Xeriscaping is a landscaping method designed for water conservation in hot, sunny areas. “Xeros” is Greek for “dry” meaning xeriscape literally translates to “dry landscape”. By decreasing the amount of lawn, using plants that require less water, and mulching beds, you can be an active participant in water-wise gardening. Save water, save money, and still have a beautiful yard!
Tips for Designing a Xeriscape Garden
- Create a layered garden with trees, shrubs, perennials, grasses, and groundcovers.
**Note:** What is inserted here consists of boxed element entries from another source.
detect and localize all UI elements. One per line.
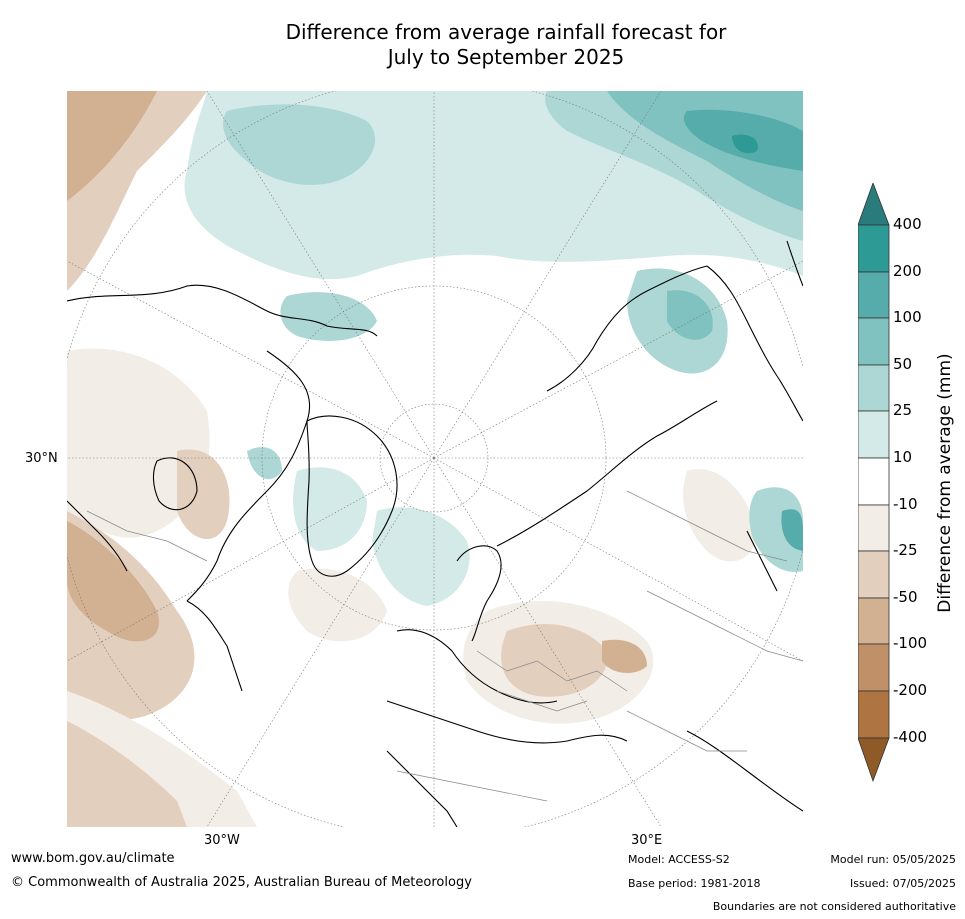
coastlines <box>67 240 803 827</box>
dry-region-central-us <box>177 449 230 540</box>
colorbar-tick-400: 400 <box>893 215 922 233</box>
coastline-alaska <box>67 284 378 337</box>
meridian-line-9 <box>67 260 435 459</box>
border-middle-east <box>626 710 747 752</box>
coastline-us-east <box>186 600 243 692</box>
border-europe-2 <box>496 690 588 712</box>
dry-region-black-sea <box>602 639 647 673</box>
colorbar-band-neg25-50 <box>858 550 890 599</box>
coastline-scandinavia <box>456 545 502 642</box>
base-period: Base period: 1981-2018 <box>628 877 761 890</box>
coastline-arabia <box>686 730 803 812</box>
colorbar-tick-25: 25 <box>893 401 913 419</box>
colorbar-band-neg50-100 <box>858 597 890 645</box>
polar-map <box>67 91 803 827</box>
issued-date: Issued: 07/05/2025 <box>849 877 956 890</box>
border-canada-us <box>86 510 208 562</box>
colorbar-band-10-25 <box>858 410 890 459</box>
coastline-canada-arctic <box>186 350 311 602</box>
wet-region-north-pacific-mid <box>223 104 376 185</box>
boundaries-disclaimer: Boundaries are not considered authoritat… <box>712 900 956 913</box>
colorbar-tick-neg50: -50 <box>893 588 918 606</box>
coastline-greenland <box>306 415 398 577</box>
meridian-line-8 <box>433 457 662 827</box>
colorbar-tick-100: 100 <box>893 308 922 326</box>
copyright-notice: © Commonwealth of Australia 2025, Austra… <box>11 875 472 890</box>
title-line-1: Difference from average rainfall forecas… <box>285 20 727 44</box>
meridian-line-7 <box>206 457 435 827</box>
dry-region-east-pacific-core <box>67 521 159 642</box>
coastline-siberia-east <box>546 265 708 392</box>
colorbar-band-neutral <box>858 457 890 506</box>
wet-region-kuroshio-max <box>732 134 758 154</box>
coastline-mediterranean <box>386 700 628 744</box>
wet-region-barents <box>372 507 470 606</box>
dry-region-south-pacific-core <box>67 721 187 827</box>
meridian-line-12 <box>433 457 803 662</box>
border-russia-china <box>626 490 788 562</box>
wet-region-greenland-sea <box>293 467 367 551</box>
dry-region-europe-core <box>501 623 608 697</box>
border-europe-1 <box>476 650 628 692</box>
colorbar-tick-50: 50 <box>893 355 913 373</box>
colorbar-tick-neg200: -200 <box>893 681 928 699</box>
lon-label-30e: 30°E <box>631 833 663 848</box>
colorbar-tick-neg100: -100 <box>893 634 928 652</box>
dry-region-atlantic <box>288 568 387 642</box>
lat-label-30n: 30°N <box>25 451 58 466</box>
colorbar-band-50-100 <box>858 317 890 366</box>
border-central-asia <box>646 590 803 662</box>
coastline-west-america <box>67 500 128 572</box>
coastline-hudson-bay <box>152 457 198 511</box>
country-borders <box>86 490 803 802</box>
colorbar-band-neg100-200 <box>858 643 890 692</box>
colorbar-tick-neg25: -25 <box>893 541 918 559</box>
wet-anomaly-regions <box>184 91 803 606</box>
coastline-japan <box>786 240 803 287</box>
coastline-india <box>746 530 778 592</box>
colorbar-band-neg10-25 <box>858 504 890 552</box>
model-run-date: Model run: 05/05/2025 <box>830 853 956 866</box>
colorbar-title: Difference from average (mm) <box>935 353 955 613</box>
colorbar-over-arrow <box>858 183 890 226</box>
title-line-2: July to September 2025 <box>387 45 625 69</box>
wet-region-bay-of-bengal-core <box>781 509 803 551</box>
colorbar-tick-10: 10 <box>893 448 913 466</box>
wet-region-baffin <box>247 447 282 480</box>
graticule <box>67 91 803 827</box>
coastline-africa <box>386 750 458 827</box>
colorbar-under-arrow <box>858 737 890 783</box>
colorbar-band-neg200-400 <box>858 690 890 739</box>
coastline-kamchatka <box>706 265 778 377</box>
colorbar-tick-200: 200 <box>893 262 922 280</box>
wet-region-bay-of-bengal <box>749 487 803 572</box>
colorbar-band-200-400 <box>858 224 890 273</box>
dry-region-north-america <box>67 348 210 538</box>
polar-map-svg <box>67 91 803 827</box>
colorbar-band-100-200 <box>858 271 890 319</box>
coastline-europe <box>396 629 558 704</box>
coastline-russia-arctic <box>496 400 718 547</box>
lon-label-30w: 30°W <box>204 833 240 848</box>
model-name: Model: ACCESS-S2 <box>628 853 730 866</box>
colorbar-band-25-50 <box>858 364 890 412</box>
dry-region-pacific-nw-core <box>67 91 157 201</box>
colorbar-tick-neg400: -400 <box>893 728 928 746</box>
colorbar-tick-neg10: -10 <box>893 495 918 513</box>
website-link[interactable]: www.bom.gov.au/climate <box>11 851 175 866</box>
map-title: Difference from average rainfall forecas… <box>0 20 965 70</box>
coastline-east-asia <box>776 375 803 422</box>
colorbar-svg <box>858 183 890 783</box>
dry-region-central-asia <box>683 469 757 562</box>
border-north-africa <box>396 770 548 802</box>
A xeriscaped yard can still have dynamic layers—each layer helps protect the other and reduces water loss.
- Increase the density of planting to establish a “living mulch” effect, reducing overall water evaporation as well as weed growth. Be sure to consider spacing when plants are mature and avoid crowding.
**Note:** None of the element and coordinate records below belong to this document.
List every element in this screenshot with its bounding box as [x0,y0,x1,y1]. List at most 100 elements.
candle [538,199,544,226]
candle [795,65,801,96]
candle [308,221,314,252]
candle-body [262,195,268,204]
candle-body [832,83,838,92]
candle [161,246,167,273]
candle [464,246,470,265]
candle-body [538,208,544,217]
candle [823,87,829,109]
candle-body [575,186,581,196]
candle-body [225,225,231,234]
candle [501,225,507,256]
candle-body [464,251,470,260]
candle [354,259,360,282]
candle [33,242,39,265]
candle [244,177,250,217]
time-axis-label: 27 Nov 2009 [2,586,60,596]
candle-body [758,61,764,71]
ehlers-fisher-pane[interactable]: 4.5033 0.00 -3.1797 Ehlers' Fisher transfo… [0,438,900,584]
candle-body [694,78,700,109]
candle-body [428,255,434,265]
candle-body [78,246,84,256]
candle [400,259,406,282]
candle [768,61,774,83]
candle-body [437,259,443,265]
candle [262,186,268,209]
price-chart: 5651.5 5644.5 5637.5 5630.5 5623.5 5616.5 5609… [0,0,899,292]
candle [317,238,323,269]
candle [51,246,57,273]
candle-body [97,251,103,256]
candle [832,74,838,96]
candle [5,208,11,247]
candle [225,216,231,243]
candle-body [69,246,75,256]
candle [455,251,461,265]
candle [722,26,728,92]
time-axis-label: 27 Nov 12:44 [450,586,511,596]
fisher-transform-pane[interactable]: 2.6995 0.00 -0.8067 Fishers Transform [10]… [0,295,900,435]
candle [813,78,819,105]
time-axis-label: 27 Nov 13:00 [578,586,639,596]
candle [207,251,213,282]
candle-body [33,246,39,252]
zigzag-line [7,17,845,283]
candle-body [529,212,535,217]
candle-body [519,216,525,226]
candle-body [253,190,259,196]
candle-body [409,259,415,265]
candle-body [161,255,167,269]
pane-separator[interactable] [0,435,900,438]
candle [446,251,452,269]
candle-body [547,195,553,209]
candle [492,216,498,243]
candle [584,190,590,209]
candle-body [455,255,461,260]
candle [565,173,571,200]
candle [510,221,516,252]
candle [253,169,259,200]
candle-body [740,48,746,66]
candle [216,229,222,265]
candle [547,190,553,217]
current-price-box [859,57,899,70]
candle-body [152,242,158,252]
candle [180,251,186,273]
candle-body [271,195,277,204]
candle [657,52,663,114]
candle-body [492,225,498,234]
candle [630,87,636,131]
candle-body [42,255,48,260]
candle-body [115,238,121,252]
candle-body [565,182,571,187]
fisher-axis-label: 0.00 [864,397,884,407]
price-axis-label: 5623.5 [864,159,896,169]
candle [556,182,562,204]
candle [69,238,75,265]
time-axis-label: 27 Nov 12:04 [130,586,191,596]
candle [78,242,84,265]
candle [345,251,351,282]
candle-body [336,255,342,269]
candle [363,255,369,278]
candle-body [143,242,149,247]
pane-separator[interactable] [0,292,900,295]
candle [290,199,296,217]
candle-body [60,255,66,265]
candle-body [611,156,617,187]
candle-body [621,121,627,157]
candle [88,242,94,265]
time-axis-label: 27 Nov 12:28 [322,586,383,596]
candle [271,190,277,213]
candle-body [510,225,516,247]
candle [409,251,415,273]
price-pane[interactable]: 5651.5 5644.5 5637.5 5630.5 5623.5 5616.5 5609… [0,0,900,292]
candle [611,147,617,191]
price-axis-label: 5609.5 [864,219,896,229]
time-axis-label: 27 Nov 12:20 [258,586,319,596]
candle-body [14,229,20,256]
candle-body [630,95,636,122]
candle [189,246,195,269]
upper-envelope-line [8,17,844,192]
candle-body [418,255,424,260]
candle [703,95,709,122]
- Keep it minimal by repeating patterns, textures, and plants. Whether you use an organized layout or a more organic style, using similar looking plants with similar needs will keep the planting cohesive and classy.
- Consider decreasing or even eliminating your lawn. In any landscape, lawns require more irrigation than planting beds. Lawns can easily be replaced by drought-tolerant plants, paths, seating areas, or mulch.
- Be mindful of materials. Metal edging and gravel will give your xeriscape a structured, modern look, while wood chips and softer groundcovers will take the aesthetic in a more bohemian and natural direction.
How to Choose the Right Plants for Xeriscaping
Gardening in arid conditions is most successful when the correct plant choices are used alongside water-wise cultural practices.
- Use drought-tolerant plants! Select plants that have adapted to low-water environments to set your xeriscape up for success from the start.
- Plant native. Plants that are indigenous to an area are already acclimated to local weather extremes, making native plants a smart gardening choice for xeriscaping. Be sure to select native plants that grow in full-sun environments and not forested conditions.
Amend Your Soil & Apply Mulch to Reduce Water Loss
Pacific Northwest gardeners are often faced with heavy clay soil that holds water in the wet season, but repels water in the hot, dry summer. Adding organic matter when planting improves the texture, microbial life, aeration, water-holding capacity, and drainage of your soil.
Amend your soil with homemade compost or G&B Soil Building Conditioner. Add compost when planting, or even before planting up an area. Use about one third compost to two thirds native soil for best results, and save some compost to use as mulch after planting!
Mulch your garden beds every year to further reduce water loss. Use natural materials like bark chips, hazelnut shells, compost, or G&B Soil Building Conditioner to prevent the soil from drying out too quickly and to promote a healthy soil environment. Use pea gravel, quarter-minus gravel, or decomposed granite for mulching in higher-traffic areas. Remember to keep mulch about 4 inches away from the trunk or base of plants for ideal plant health.
How to Water Your Low-Water Xeriscape
Xeriscaping is not a water-free landscape… it’s a low-water landscape!
Though they may be tough and tolerant of hot, dry, sunny environments, drought-tolerant plants still need water—they just use less water and are more efficient with it. Many drought-tolerant plants have adapted to dry conditions by growing extensive root systems that seek out water deep below the soil’s surface.
- Provide deep watering until roots are established to set them up for long-term success.
- Avoid frequent, shallow watering as this can cause root rot if the soil does not dry between waterings. Many drought-tolerant plants are sensitive to soggy or constantly wet soil conditions, especially in heat.